Joe Pesci’s unheralded jazz career

The album cover of “Still Singing.” Credit: BMG Rights Management (US) LLC.

When Joe Pesci is not starring in holiday classics and Martin Scorsese gangster films, he’s in the recording studio, working on his jazz career. Pesci has been making music for about 50 years. He’s 76 years old. Last month, he released a new album called “Still Singing,” and critics seem to like it. 

The album is full of celebrity cameos, including Maroon 5’s Adam Levine and trumpet player Arturo Sandoval in the song “Baby Girl.” 

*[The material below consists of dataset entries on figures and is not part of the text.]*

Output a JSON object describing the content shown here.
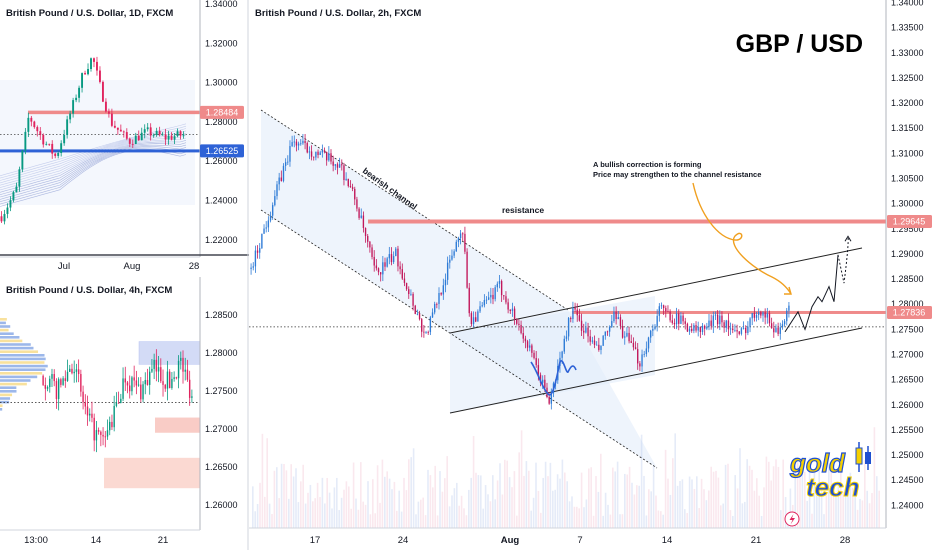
{
  "chart_data": [
    {
      "panel": "daily",
      "type": "candlestick",
      "title": "British Pound / U.S. Dollar, 1D, FXCM",
      "y_ticks": [
        "1.34000",
        "1.32000",
        "1.30000",
        "1.28000",
        "1.26000",
        "1.24000",
        "1.22000"
      ],
      "ylim": [
        1.2113,
        1.342
      ],
      "x_ticks": [
        "Jul",
        "Aug",
        "28"
      ],
      "resistance": {
        "value": 1.28484,
        "label": "1.28484"
      },
      "support": {
        "value": 1.26525,
        "label": "1.26525"
      },
      "close": 1.2735
    },
    {
      "panel": "4h",
      "type": "candlestick",
      "title": "British Pound / U.S. Dollar, 4h, FXCM",
      "y_ticks": [
        "1.28500",
        "1.28000",
        "1.27500",
        "1.27000",
        "1.26500",
        "1.26000"
      ],
      "ylim": [
        1.2567,
        1.29
      ],
      "x_ticks": [
        "13:00",
        "14",
        "21"
      ],
      "close": 1.2735
    },
    {
      "panel": "2h",
      "type": "candlestick",
      "title": "British Pound / U.S. Dollar, 2h, FXCM",
      "y_ticks": [
        "1.34000",
        "1.33500",
        "1.33000",
        "1.32500",
        "1.32000",
        "1.31500",
        "1.31000",
        "1.30500",
        "1.30000",
        "1.29500",
        "1.29000",
        "1.28500",
        "1.28000",
        "1.27500",
        "1.27000",
        "1.26500",
        "1.26000",
        "1.25500",
        "1.25000",
        "1.24500",
        "1.24000"
      ],
      "ylim": [
        1.2355,
        1.3405
      ],
      "x_ticks": [
        "17",
        "24",
        "Aug",
        "7",
        "14",
        "21",
        "28"
      ],
      "resistance": {
        "value": 1.29645,
        "label": "1.29645"
      },
      "current": {
        "value": 1.27836,
        "label": "1.27836"
      },
      "key_price_path": [
        1.287,
        1.3125,
        1.3075,
        1.3005,
        1.286,
        1.29,
        1.2735,
        1.296,
        1.2765,
        1.2835,
        1.273,
        1.2605,
        1.279,
        1.2705,
        1.2775,
        1.2685,
        1.279,
        1.2745,
        1.2775,
        1.2735,
        1.2795,
        1.2745,
        1.2785
      ],
      "projection_path": [
        1.2745,
        1.2785,
        1.275,
        1.2795,
        1.2815,
        1.2805,
        1.2835,
        1.2805,
        1.2898,
        1.2842,
        1.2935
      ],
      "bearish_channel_label": "bearish channel",
      "resistance_label": "resistance",
      "annotation": [
        "A bullish correction is forming",
        "Price may strengthen to the channel resistance"
      ],
      "headline": "GBP / USD"
    }
  ],
  "logo": {
    "line1": "gold",
    "line2": "tech"
  },
  "colors": {
    "bull": "#089981",
    "bear": "#e0245e",
    "bull_2h": "#2e7bd6",
    "bear_2h": "#c2185b",
    "resistance": "#ef8a8a",
    "support": "#2e62d6",
    "orange": "#f0a020",
    "logo_yellow": "#f5d000",
    "logo_blue": "#1f4fd0"
  }
}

Pesci also does a holiday tune, “Can You Fix the Way I Talk for Christmas?,” with longtime collaborator Frank Vincent. “The two of them have been physically beating each other up in film for several decades, but prior to that, they were a comedy duo … and this was a single they released in 1972 that I assume is sort of part of their comedy routine,” says Esquire writer Dominick Nero.

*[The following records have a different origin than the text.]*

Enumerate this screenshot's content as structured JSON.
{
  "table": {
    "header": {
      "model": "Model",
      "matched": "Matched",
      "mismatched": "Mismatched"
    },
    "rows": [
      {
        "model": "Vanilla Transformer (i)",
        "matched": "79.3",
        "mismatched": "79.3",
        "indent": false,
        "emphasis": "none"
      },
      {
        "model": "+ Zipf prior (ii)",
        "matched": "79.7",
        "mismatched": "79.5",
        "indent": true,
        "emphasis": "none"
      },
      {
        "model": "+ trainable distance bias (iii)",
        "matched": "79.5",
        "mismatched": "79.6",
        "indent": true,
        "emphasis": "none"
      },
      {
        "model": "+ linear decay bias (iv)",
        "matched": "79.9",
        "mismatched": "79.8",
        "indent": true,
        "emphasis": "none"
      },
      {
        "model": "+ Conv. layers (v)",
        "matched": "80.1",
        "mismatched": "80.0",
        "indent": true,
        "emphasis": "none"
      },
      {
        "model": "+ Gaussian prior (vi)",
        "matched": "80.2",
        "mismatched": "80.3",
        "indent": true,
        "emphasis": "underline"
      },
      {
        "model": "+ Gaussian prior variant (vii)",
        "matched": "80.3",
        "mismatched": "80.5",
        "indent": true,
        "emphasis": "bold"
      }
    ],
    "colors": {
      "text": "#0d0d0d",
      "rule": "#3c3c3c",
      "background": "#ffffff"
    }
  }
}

Pesci combines his acting and music careers in the album called “Vincent LaGuardia Gambini Sings Just for You.” Nero says this album came out around the time of the 1992 comedy film “My Cousin Vinny.” “It was him in character as my cousin Vinny, doing big band and lounge music that … I describe it in my article in Esquire as a cocaine Dean Martin.” 

That album features one song titled “Take Your Love and Shove It.” “It’s just so obscene. It’s not so culturally sensitive as it should be today. … It’s really a funny album,” says Nero.